L’Iran devient membre à part entière de l’OCS

L’Iran devient membre à part entière de l’OCS
الأربعاء 5 يوليو, 2023

La République islamique, sous sanctions américaines, confirme le virage à l’est de son régime

by Ghazal Golshiri, le monde


L’Iran sort encore un peu plus de son isolement. Mardi 4 juillet, la république islamique est devenue membre à part entière de l’Organisation de coopération de Shanghaï (OCS), une alliance régionale nouée à l’origine par la Chine, la Russie et quatre pays d’Asie centrale pour stabiliser la région, qui s’est progressivement élargie à d’autres Etats.

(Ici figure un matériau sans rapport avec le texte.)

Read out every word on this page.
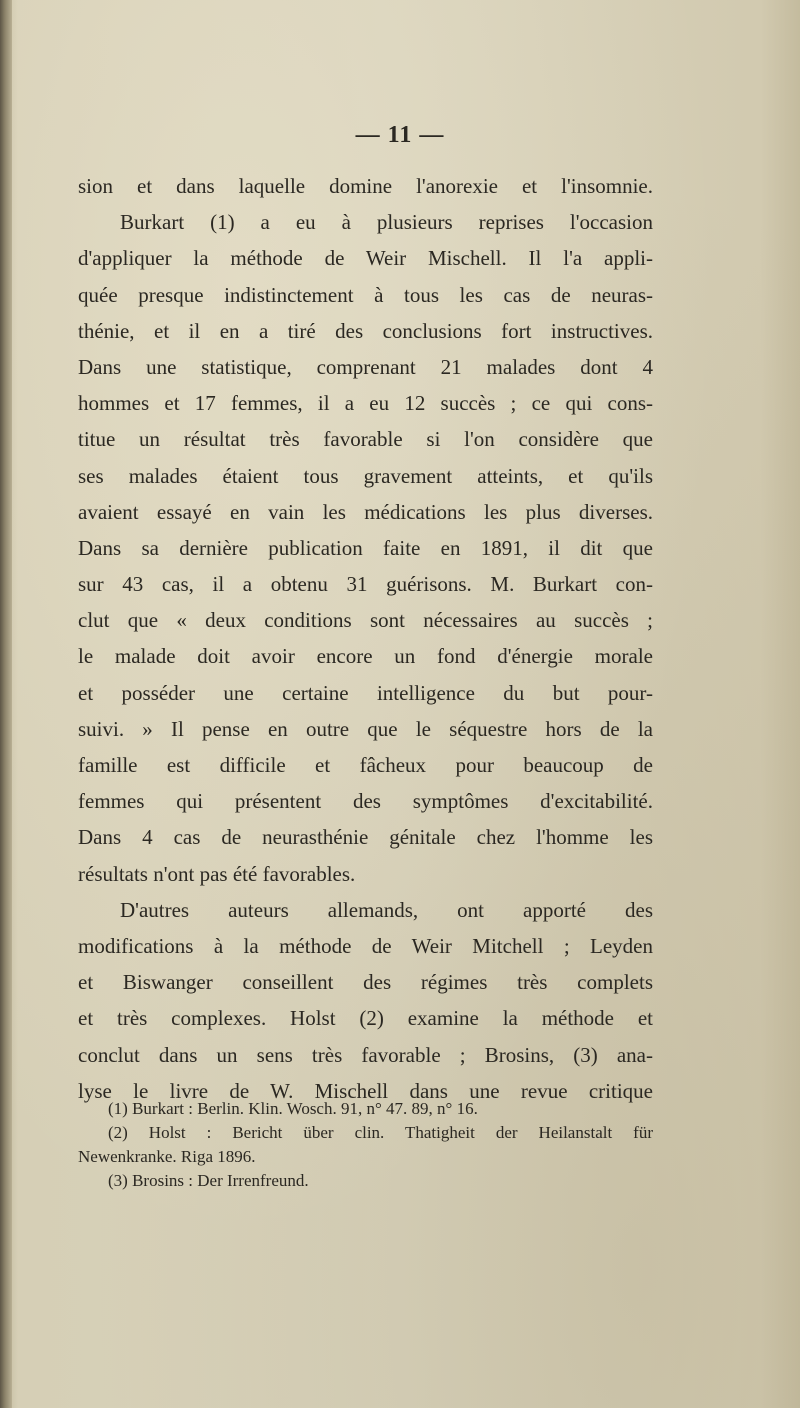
— 11 —
sion et dans laquelle domine l'anorexie et l'insomnie.
Burkart (1) a eu à plusieurs reprises l'occasion
d'appliquer la méthode de Weir Mischell. Il l'a appli-
quée presque indistinctement à tous les cas de neuras-
thénie, et il en a tiré des conclusions fort instructives.
Dans une statistique, comprenant 21 malades dont 4
hommes et 17 femmes, il a eu 12 succès ; ce qui cons-
titue un résultat très favorable si l'on considère que
ses malades étaient tous gravement atteints, et qu'ils
avaient essayé en vain les médications les plus diverses.
Dans sa dernière publication faite en 1891, il dit que
sur 43 cas, il a obtenu 31 guérisons. M. Burkart con-
clut que « deux conditions sont nécessaires au succès ;
le malade doit avoir encore un fond d'énergie morale
et posséder une certaine intelligence du but pour-
suivi. » Il pense en outre que le séquestre hors de la
famille est difficile et fâcheux pour beaucoup de
femmes qui présentent des symptômes d'excitabilité.
Dans 4 cas de neurasthénie génitale chez l'homme les
résultats n'ont pas été favorables.
D'autres auteurs allemands, ont apporté des
modifications à la méthode de Weir Mitchell ; Leyden
et Biswanger conseillent des régimes très complets
et très complexes. Holst (2) examine la méthode et
conclut dans un sens très favorable ; Brosins, (3) ana-
lyse le livre de W. Mischell dans une revue critique
(1) Burkart : Berlin. Klin. Wosch. 91, n° 47. 89, n° 16.
(2) Holst : Bericht über clin. Thatigheit der Heilanstalt für
Newenkranke. Riga 1896.
(3) Brosins : Der Irrenfreund.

Observatrice de l’instance depuis 2005, l’Iran y rejoint aujourd’hui la Chine, l’Inde, le Kazakhstan, le Kirghizistan, le Pakistan, la Russie, le Tadjikistan et l’Ouzbékistan. Cette organisation intergouvernementale à vocation sécuritaire et commerciale tente de s’imposer pour contrer l’influence occidentale, non seulement en Asie centrale, mais au-delà. « L’OCS se positionne comme un bloc de puissance économique et géopolitique, en contrepoids à l’Occident, dans le but de mettre en place un ordre mondial multipolaire sur la scène internationale », explique Hamidreza Azizi, chercheur pour Stiftung Wissenschaft und Politik, un centre de réflexion à Berlin.

Le président russe, Vladimir Poutine, a profité du sommet de l’OCS, organisé, mardi, en visioconférence par l’Inde, actuellement à la tête de l’organisation, pour en remercier les membres pour le « soutien [apporté] aux actions des autorités russes visant à défendre l’ordre constitutionnel, la vie et la sécurité des citoyens » lors de la rébellion de la société paramilitaire Wagner, les 23 et 24 juin. « La Russie résiste de manière sûre et continuera de résister face aux pressions extérieures, aux sanctions et aux provocations », a-t-il ajouté.

Victoire diplomatique pour l’aile dure du régime
En devenant membre de cette alliance, Téhéran confirme son virage vers l’est, alors que le pays fait l’objet de sanctions américaines en raison de son programme nucléaire et qu’il est confronté à un isolement accru de la part de l’Occident, notamment après la répression brutale des manifestants depuis septembre 2022. Les pourparlers pour sauver l’accord sur le nucléaire iranien, caduc depuis le retrait unilatéral de Washington en 2018, n’ont, pour le moment, donné aucun résultat. Par ailleurs, Téhéran ne cesse de renforcer ses liens économiques et diplomatiques avec la Chine et la Russie. Pékin a également œuvré au rapprochement entre Téhéran et Riyad, en mars. Les deux rivaux régionaux n’avaient pas de relations depuis 2016.

Dans ce contexte, l’adhésion de Téhéran à l’OCS est célébrée par les conservateurs du régime, aujourd’hui à la tête de toutes les instances du pays. Mardi, le quotidien ultraconservateur Kayhan a félicité le gouvernement du président Ebrahim Raïssi, appartenant lui aussi à l’aile dure, pour cette victoire diplomatique. « Sans accord nucléaire (…), nous sommes devenus membres officiels de Shanghaï », a titré le quotidien. Le même journal a critiqué l’ancien gouvernement d’Hassan Rohani pour avoir préféré négocier avec les Occidentaux.

Pour l’analyste énergétique Umud Shokri, l’adhésion de l’Iran à l’OCS est peu susceptible de favoriser le redressement de son économie, en difficulté. « Si Téhéran n’était pas sous le coup des sanctions américaines, son adhésion serait la plus grande victoire diplomatique de la présidence d’Ebrahim Raïssi, explique le chercheur. Or, compte tenu des problèmes endémiques des industries iraniennes [leur usure et leur insuffisance], la poursuite de l’embargo américain et l’issue incertaine des négociations nucléaires, cette adhésion n’a qu’une valeur symbolique et est bonne uniquement à être brandie et vantée à l’intérieur pays. »

Selon les autorités iraniennes, l’industrie nationale du pétrole et du gaz naturel aura besoin de 160 milliards de dollars (147 milliards d’euros) dans les huit prochaines années pour empêcher que le pays ne devienne un Etat importateur. « Que l’Iran soit membre à part entière de l’OCS ou pas n’aura pas d’effet sur cela tant que les sanctions américaines sont en place, car l’Iran est incapable de profiter des technologies et des investissements chinois pour développer ses infrastructures », soutient Umud Shokri.